The company reported an operating loss of $10.5 million, or 48 cents a share, for the second quarter ending December 31. This is down from last year's operating loss of $7.4 million or 45 cents per share.
BBN missed analysts' expectations of a loss of 44 cents a share, according to First Call. But the negative quarterly numbers did not paint the whole financial picture. The company's stock took a hit during morning trading, falling about 5-1/2 percent after the report, but it rebounded and actually closed up 3/4 of a point at the end of the day, to 18-3/8.
"It was really a bad news-good news quarter," said Pacific Growth Equities analyst Stephen Franco. "They exceeded my expectations by $4 million but missed my bottom line by a penny."

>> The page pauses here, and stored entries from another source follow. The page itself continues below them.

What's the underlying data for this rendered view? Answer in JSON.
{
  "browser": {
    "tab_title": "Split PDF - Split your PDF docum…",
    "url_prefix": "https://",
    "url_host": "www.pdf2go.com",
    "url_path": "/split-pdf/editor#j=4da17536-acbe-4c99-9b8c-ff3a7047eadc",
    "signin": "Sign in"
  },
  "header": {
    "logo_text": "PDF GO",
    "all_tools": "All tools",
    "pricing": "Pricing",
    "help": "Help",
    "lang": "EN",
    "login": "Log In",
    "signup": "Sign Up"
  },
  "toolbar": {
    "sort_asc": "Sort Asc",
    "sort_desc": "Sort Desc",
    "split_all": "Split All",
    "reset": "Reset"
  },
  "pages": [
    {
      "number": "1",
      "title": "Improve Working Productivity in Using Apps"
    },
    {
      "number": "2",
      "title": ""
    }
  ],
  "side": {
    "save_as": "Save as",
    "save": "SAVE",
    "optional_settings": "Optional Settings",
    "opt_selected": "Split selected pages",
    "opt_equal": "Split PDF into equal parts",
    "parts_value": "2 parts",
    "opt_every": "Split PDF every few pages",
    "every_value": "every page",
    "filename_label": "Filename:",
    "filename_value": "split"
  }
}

BBN reported second-quarter revenue of $83.9 million, a 54 percent increase from $54.6 million in the same quarter a year ago.

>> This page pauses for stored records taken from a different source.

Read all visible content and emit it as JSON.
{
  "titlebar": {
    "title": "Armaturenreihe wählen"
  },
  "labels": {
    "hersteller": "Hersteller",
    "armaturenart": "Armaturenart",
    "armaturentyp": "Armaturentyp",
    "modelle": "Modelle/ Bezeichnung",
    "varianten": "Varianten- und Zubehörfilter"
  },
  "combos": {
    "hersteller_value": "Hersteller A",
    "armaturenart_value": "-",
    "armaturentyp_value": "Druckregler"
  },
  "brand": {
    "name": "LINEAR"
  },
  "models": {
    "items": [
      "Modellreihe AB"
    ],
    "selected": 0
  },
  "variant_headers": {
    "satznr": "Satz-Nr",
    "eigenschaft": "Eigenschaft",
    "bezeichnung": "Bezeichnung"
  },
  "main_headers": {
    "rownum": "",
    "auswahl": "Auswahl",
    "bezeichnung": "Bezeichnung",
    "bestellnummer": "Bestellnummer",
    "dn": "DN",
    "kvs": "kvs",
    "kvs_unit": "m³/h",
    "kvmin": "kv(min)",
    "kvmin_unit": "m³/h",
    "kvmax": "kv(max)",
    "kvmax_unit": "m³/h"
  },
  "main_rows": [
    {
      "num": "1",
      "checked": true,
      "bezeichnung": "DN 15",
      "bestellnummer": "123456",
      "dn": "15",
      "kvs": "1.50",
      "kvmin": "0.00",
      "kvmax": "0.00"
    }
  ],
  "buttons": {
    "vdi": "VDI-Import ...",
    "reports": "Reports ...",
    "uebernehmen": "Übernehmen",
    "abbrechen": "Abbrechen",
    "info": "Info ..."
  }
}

"During the second quarter, BBN achieved significant revenue growth, reflecting continued strong customer demand for BBN Planet's Internet services," BBN chairman and CEO George Conrades said in a statement. "America Online-related revenue was $18 million, representing 46 percent of BBN Planet's revenue for the quarter."
BBN Planet, BBN's Internet services division, contributed $39.2 million, about 47 percent of total revenue for the quarter. That represents a 142 percent increase over revenues of $16.2 million for the year-ago quarter.

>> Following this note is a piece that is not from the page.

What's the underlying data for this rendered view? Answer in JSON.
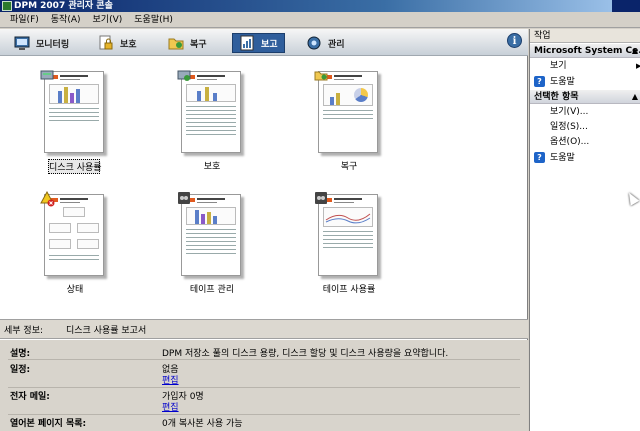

"The good news is that [BBN Planet] is all driven by revenue," and signing up 600 customers during the quarter means a lot of potential revenue growth, Franco said. "But they have to spend a certain amount of money to service them."
Spending ahead of demand will reduce the congestion and problems for which America Online has recently drawn fire, he added.
Continued investment in BBN Planet's network infrastructure, sales, and marketing led to the expanding operating loss.
"We believe that the fiscal-year 1997 revenue growth in BBN's value-added services will not be sufficient to offset these increased infrastructure investments," Conrades said. "We expect that these investments will increase BBN Planet's operating loss in the third quarter" and do not expect it will break even by the fourth quarter of fiscal year 1997, he added.
But some analysts say that the long-term benefit is worth the wait. "While some short-term hit on profitability has been given up, in the long run it will pay off," Franco noted.
Franco expects the company to break even in either the quarter ending in September or December. That is pushed back a quarter or two from his original estimate of June 1997. He is not changing his rating of "strong buy."
The company also announced an expanded partnership with AOL to expand AOLnet, a portion of which is built and operated by BBN. Since signing its four-year, $340 million agreement with AOL in September, BBN has received additional work on its portion of AOLnet, expanding the value of the contract to about $500 million.
"The other part of the good news is their contact with AOL. That has increased to $500 million, [up by] $160 million," Franco said.